ARS | Publication request: DISRUPTION OF THE GLYCINE CLEAVAGE SYSTEM ENABLES SINORHIZOBIUM FREDII USDA257 TO NODULATE AGRONOMICLY IMPROVED SOYBEAN CULTIVARS

Submitted to: Meeting Abstract
Publication Type: Abstract Only
Publication Acceptance Date: March 6, 2000
Publication Date: N/A

Technical Abstract: The symbiosis between Sinorhizobium fredii USDA257 and soybean [Glycine max (L.) Merr.] exhibits a high degree of cultivar specificity. Sinorhizobium fredii USDA257 nodulates 'primitive' soybean but fails to nodulate the improved cultivar McCall. The present work provides evidence for the involvement of a novel genetic locus in controlling cultivar specificity. The new locus was identified in S. fredii USDA257 by Tn5 transposon mutagenesis followed by nodulation screening on different hosts. Sinorhizobium fredii USDA257GCV is a Tn5 mutant that nodulates the soybean cultivar McCall. Southern hybridization analysis demonstrated that the new genetic locus was not located in the region corresponding to the previously identified plasmid-borne cultivar specificity, no1XWBTUV operon. The DNA sequence of the cloned region tagged by the Tn5 insertion displayed three open-reading frames (ORFs) with high degrees of identity to the gcv operon in Escherichia coli and other organisms.
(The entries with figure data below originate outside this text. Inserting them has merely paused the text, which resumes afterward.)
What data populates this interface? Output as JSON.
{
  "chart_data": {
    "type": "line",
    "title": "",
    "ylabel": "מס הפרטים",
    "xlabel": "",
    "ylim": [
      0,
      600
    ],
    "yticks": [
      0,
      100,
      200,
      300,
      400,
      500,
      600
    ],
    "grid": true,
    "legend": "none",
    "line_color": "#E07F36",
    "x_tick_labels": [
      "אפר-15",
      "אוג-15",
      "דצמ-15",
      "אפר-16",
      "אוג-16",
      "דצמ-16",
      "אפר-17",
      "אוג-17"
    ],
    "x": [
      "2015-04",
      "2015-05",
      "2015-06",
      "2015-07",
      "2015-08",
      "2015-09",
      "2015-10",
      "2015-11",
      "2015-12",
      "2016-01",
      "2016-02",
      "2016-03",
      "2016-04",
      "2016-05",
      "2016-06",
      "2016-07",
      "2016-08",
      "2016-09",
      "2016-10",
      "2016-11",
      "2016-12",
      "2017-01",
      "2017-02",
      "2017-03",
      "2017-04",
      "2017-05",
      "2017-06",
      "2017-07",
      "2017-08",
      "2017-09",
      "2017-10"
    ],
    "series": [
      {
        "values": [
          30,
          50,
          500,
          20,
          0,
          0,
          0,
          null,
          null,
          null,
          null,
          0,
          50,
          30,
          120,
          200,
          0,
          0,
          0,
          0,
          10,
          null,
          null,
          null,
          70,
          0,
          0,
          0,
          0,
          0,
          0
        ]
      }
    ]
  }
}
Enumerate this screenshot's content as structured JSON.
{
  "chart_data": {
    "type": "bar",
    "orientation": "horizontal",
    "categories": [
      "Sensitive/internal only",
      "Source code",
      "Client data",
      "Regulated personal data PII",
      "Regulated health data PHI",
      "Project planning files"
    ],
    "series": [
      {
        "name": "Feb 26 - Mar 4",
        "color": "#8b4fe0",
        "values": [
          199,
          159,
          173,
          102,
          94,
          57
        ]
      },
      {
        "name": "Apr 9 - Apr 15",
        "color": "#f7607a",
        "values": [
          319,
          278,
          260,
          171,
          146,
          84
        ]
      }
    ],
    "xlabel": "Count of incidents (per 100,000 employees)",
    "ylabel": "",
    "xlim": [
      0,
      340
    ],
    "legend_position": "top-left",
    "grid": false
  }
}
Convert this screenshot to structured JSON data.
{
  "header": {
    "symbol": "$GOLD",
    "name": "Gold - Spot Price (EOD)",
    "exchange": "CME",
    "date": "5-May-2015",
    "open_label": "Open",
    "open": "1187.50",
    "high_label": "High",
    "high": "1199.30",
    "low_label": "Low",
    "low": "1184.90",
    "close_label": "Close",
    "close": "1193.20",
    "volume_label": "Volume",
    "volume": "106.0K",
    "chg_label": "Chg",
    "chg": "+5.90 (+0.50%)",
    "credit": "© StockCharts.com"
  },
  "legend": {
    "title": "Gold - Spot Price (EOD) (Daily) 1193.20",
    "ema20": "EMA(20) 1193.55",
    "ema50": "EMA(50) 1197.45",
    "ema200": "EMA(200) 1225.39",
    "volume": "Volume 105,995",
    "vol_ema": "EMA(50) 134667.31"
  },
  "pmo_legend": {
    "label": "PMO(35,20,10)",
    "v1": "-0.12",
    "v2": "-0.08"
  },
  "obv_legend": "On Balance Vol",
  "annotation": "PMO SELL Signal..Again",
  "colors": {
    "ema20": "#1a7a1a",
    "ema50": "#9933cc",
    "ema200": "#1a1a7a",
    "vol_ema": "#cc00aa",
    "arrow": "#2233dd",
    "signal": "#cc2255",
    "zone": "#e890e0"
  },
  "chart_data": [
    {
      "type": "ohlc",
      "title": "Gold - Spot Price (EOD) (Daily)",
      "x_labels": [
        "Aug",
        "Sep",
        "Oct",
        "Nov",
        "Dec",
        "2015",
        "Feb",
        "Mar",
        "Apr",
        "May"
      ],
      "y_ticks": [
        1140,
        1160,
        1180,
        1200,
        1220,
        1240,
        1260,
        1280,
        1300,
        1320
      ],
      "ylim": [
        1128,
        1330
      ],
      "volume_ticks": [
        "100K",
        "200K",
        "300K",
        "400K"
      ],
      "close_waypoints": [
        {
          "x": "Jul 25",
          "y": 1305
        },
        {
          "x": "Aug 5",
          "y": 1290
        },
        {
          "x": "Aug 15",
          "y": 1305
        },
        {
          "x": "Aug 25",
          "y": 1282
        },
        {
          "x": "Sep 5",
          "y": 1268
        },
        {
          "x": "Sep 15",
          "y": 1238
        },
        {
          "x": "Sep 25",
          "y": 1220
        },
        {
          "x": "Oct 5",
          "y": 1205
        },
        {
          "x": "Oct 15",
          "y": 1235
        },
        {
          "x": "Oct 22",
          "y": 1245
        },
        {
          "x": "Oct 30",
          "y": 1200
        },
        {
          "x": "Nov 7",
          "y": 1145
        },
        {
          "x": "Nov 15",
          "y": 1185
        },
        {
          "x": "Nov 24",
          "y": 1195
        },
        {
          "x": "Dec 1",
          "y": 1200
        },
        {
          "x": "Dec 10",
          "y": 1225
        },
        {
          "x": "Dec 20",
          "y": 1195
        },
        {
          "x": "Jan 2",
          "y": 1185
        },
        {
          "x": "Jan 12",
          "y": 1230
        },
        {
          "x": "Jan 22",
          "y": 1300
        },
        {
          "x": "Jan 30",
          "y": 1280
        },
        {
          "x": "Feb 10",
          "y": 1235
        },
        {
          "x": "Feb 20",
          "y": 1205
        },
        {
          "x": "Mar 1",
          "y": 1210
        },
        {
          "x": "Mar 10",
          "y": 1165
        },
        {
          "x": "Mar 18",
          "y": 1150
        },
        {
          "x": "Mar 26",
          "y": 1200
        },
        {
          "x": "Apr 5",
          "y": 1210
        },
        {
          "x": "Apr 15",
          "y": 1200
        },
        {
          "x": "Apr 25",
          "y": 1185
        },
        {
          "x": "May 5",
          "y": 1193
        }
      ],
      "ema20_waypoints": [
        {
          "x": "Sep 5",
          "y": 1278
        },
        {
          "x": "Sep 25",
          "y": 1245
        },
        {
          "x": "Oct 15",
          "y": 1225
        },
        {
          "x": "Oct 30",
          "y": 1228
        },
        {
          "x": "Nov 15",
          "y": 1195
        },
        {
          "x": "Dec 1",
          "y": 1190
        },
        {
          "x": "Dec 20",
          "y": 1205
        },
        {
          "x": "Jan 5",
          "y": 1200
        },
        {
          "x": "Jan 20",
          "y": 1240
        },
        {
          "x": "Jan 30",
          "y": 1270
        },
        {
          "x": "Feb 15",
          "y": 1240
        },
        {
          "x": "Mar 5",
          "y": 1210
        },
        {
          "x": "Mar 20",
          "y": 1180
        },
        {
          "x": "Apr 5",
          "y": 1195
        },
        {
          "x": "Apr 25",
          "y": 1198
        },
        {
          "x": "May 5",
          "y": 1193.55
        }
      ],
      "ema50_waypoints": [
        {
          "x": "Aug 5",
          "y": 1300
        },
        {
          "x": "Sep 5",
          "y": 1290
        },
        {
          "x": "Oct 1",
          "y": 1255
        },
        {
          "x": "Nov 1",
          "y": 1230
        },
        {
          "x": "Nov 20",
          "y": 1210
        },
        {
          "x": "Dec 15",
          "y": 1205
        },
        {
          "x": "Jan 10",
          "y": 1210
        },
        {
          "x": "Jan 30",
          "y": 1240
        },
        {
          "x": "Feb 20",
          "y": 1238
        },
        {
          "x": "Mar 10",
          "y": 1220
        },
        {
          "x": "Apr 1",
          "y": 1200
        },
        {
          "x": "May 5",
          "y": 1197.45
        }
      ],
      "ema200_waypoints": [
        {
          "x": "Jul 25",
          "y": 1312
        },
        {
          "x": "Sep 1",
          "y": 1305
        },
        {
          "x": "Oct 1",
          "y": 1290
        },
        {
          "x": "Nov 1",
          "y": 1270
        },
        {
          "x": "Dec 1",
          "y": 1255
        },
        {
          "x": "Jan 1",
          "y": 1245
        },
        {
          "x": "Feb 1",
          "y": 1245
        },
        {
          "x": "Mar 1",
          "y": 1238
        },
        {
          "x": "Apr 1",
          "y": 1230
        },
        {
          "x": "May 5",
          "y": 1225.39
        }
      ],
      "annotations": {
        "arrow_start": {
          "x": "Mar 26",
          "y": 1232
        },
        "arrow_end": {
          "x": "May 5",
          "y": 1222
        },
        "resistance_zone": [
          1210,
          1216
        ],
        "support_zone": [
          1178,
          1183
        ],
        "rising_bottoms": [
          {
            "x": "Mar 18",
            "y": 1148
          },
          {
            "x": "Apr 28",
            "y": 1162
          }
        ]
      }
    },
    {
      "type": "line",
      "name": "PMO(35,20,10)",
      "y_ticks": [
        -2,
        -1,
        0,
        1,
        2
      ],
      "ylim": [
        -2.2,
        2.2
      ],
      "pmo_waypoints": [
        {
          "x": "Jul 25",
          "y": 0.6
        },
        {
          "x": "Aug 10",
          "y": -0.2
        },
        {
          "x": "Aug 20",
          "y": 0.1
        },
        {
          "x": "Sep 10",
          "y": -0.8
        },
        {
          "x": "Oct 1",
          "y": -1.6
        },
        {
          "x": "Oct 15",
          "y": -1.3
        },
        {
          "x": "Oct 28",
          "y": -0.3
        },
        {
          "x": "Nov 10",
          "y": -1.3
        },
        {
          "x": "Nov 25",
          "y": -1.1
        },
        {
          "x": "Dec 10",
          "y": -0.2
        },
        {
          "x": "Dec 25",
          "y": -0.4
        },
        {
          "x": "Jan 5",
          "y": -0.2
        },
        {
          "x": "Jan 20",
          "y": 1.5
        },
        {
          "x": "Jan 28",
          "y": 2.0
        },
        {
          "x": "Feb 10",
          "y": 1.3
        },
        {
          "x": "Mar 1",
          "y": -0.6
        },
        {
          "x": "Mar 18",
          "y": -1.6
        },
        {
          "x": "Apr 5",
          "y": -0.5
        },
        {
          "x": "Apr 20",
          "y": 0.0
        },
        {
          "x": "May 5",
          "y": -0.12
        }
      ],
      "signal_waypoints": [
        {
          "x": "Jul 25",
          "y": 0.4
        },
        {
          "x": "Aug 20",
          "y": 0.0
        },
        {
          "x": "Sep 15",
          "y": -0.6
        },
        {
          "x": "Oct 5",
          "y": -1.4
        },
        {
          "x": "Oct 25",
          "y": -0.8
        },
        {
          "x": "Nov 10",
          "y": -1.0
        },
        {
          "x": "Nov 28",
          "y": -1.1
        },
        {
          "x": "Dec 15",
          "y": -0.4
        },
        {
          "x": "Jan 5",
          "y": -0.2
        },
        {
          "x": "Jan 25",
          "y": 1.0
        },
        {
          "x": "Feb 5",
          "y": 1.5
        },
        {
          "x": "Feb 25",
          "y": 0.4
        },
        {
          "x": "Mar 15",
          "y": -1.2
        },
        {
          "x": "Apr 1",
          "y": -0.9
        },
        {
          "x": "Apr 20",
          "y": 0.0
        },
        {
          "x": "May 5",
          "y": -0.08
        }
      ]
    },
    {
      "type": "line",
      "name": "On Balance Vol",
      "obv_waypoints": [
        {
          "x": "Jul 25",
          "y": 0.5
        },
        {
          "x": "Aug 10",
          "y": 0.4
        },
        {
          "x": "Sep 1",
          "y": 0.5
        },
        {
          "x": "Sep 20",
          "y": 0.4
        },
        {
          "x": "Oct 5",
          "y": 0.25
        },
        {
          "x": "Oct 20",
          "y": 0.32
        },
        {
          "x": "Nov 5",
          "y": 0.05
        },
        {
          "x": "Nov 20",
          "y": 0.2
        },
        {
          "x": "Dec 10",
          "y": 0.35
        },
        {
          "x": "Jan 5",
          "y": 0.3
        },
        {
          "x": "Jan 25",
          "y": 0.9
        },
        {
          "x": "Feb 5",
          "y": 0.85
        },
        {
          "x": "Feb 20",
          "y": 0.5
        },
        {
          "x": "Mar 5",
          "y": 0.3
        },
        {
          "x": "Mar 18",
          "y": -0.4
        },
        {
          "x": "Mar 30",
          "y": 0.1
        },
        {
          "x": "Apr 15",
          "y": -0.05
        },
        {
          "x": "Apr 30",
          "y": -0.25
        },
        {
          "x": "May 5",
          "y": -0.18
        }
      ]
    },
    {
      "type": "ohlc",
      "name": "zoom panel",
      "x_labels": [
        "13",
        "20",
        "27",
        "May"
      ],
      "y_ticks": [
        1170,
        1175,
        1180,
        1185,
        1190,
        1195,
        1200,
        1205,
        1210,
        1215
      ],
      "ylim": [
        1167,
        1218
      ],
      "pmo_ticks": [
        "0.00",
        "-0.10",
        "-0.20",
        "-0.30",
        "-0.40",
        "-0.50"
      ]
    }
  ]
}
In E. coli the gcv operon encodes three proteins with apparent molecular masses of 39 kD (T-protein), 17.3 kD (H-protein), and 90 kD (P-protein). The ORF disrupted by the Tn5 transposon in S. fredii USDA257GCV codes for the aminomethyltransferase precursor (T-protein). Use of SDS/PAGE with in vivo **35S-methionine labeled proteins showed that the mutant lacks a polypeptide corresponding to the molecular mass of the P-protein (90 kDa). A cosmid containing a wild-type gcv region was mobilized into the mutant background causing restoration of P-protein synthesis. Currently, we are determining the role of the gcv operon in cultivar-specific nodulation of S. fredii USDA257.